Golda Meir of the Alignment formed the sixteenth government on 10 March 1974, including the National Religious Party and the Independent Liberals in her coalition, with 22 ministers. Meir resigned on 11 April 1974 after the Agranat Commission had published its interim report on the Yom Kippur War.

The Alignment's Yitzhak Rabin formed the seventeenth government on 3 June 1974, including Ratz, the Independent Liberals, Progress and Development and the Arab List for Bedouins and Villagers. The new government had 19 ministers. The National Religious Party joined the coalition on 30 October and Ratz left on 6 November, by which time there were 21 ministers.

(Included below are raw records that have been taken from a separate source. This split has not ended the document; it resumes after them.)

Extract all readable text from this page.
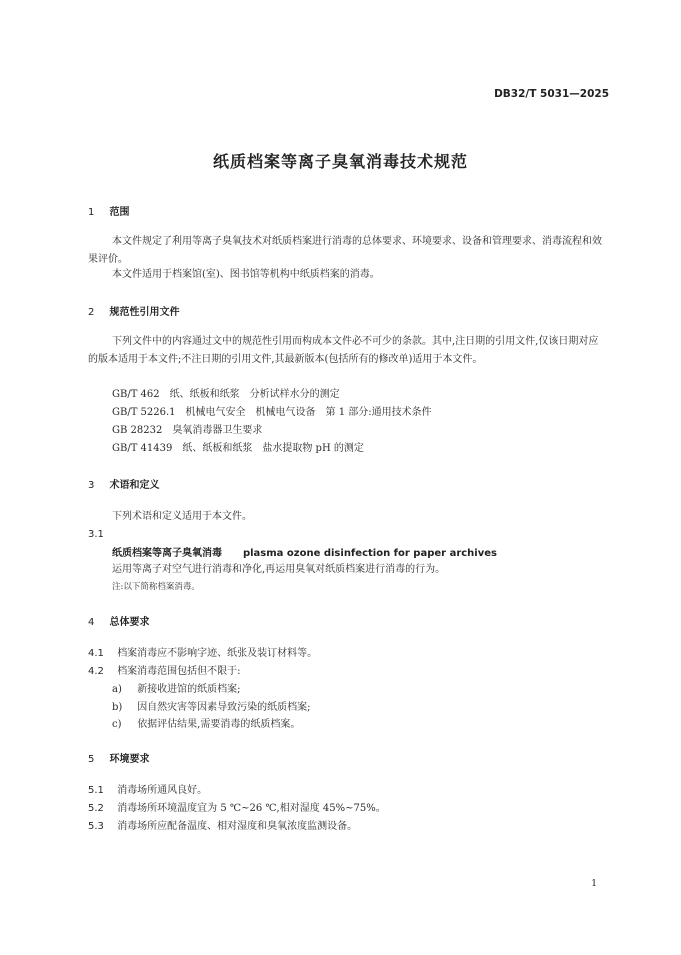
DB32/T 5031—2025
纸质档案等离子臭氧消毒技术规范
1 范围
本文件规定了利用等离子臭氧技术对纸质档案进行消毒的总体要求、环境要求、设备和管理要求、消毒流程和效果评价。
本文件适用于档案馆(室)、图书馆等机构中纸质档案的消毒。
2 规范性引用文件
下列文件中的内容通过文中的规范性引用而构成本文件必不可少的条款。其中,注日期的引用文件,仅该日期对应的版本适用于本文件;不注日期的引用文件,其最新版本(包括所有的修改单)适用于本文件。
GB/T 462　纸、纸板和纸浆　分析试样水分的测定
GB/T 5226.1　机械电气安全　机械电气设备　第 1 部分:通用技术条件
GB 28232　臭氧消毒器卫生要求
GB/T 41439　纸、纸板和纸浆　盐水提取物 pH 的测定
3 术语和定义
下列术语和定义适用于本文件。
3.1
纸质档案等离子臭氧消毒 plasma ozone disinfection for paper archives
运用等离子对空气进行消毒和净化,再运用臭氧对纸质档案进行消毒的行为。
注:以下简称档案消毒。
4 总体要求
4.1 档案消毒应不影响字迹、纸张及装订材料等。
4.2 档案消毒范围包括但不限于:
a) 新接收进馆的纸质档案;
b) 因自然灾害等因素导致污染的纸质档案;
c) 依据评估结果,需要消毒的纸质档案。
5 环境要求
5.1 消毒场所通风良好。
5.2 消毒场所环境温度宜为 5 ℃~26 ℃,相对湿度 45%~75%。
5.3 消毒场所应配备温度、相对湿度和臭氧浓度监测设备。
1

The government resigned on 21 December 1976, after ministers of the National Religious Party were sacked because the party had abstained from voting on a motion of no confidence, which had been brought by Agudat Yisrael over a breach of the Sabbath on an Israeli Air Force base.

During the Knesset term there were several defections from parties; In 1975 Aryeh Eliav left the Alignment and merged with Ratz to form Ya'ad - Civil Rights Movement. The new party broke up the following year when Eliav and Marcia Freedman left to set up the Independent Socialist Faction, whilst Shulamit Aloni and Boaz Moav returned to Ratz. In 1975 Benjamin Halevi left Likud to sit as an independent, whilst Shmuel Tamir and Akiva Nof left Likud to form the Free Centre the following year. In 1977 Hillel Seidel defected from the Independent Liberals to Likud, whilst Mordechai Ben-Porat broke away from the Alignment and sat as an independent.

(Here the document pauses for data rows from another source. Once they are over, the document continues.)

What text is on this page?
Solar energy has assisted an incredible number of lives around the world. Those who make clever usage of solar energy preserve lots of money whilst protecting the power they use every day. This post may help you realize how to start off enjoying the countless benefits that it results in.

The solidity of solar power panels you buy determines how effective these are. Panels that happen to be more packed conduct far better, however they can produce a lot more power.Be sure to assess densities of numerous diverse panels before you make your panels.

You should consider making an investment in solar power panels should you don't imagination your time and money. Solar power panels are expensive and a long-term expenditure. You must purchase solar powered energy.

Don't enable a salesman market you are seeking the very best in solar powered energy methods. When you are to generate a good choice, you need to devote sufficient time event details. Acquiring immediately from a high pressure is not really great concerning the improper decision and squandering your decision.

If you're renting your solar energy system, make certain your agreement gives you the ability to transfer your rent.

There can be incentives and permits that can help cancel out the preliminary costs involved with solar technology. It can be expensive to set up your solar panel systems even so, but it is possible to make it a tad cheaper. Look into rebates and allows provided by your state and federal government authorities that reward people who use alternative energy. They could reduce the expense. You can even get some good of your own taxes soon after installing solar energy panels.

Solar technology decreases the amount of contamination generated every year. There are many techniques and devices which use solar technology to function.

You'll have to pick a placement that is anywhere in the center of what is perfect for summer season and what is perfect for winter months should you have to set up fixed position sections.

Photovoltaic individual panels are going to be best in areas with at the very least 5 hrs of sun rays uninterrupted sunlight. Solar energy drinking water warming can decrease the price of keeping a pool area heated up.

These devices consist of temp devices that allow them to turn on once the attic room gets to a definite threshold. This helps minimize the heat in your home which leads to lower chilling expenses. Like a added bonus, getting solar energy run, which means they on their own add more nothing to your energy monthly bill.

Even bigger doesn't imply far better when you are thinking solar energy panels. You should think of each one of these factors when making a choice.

In February 1974 Progress and Development and the Arab List for Bedouins and Villagers merged into the Alignment (with which they were already associated), but both later broke away and then formed the United Arab List in 1977. In the build-up to the 1977 elections the Religious Torah Front broke up into Agudat Yisrael (three seats) and Poalei Agudat Yisrael in March 1977. On 10 April Mapam broke away from the Alignment, but rejoined it two days later.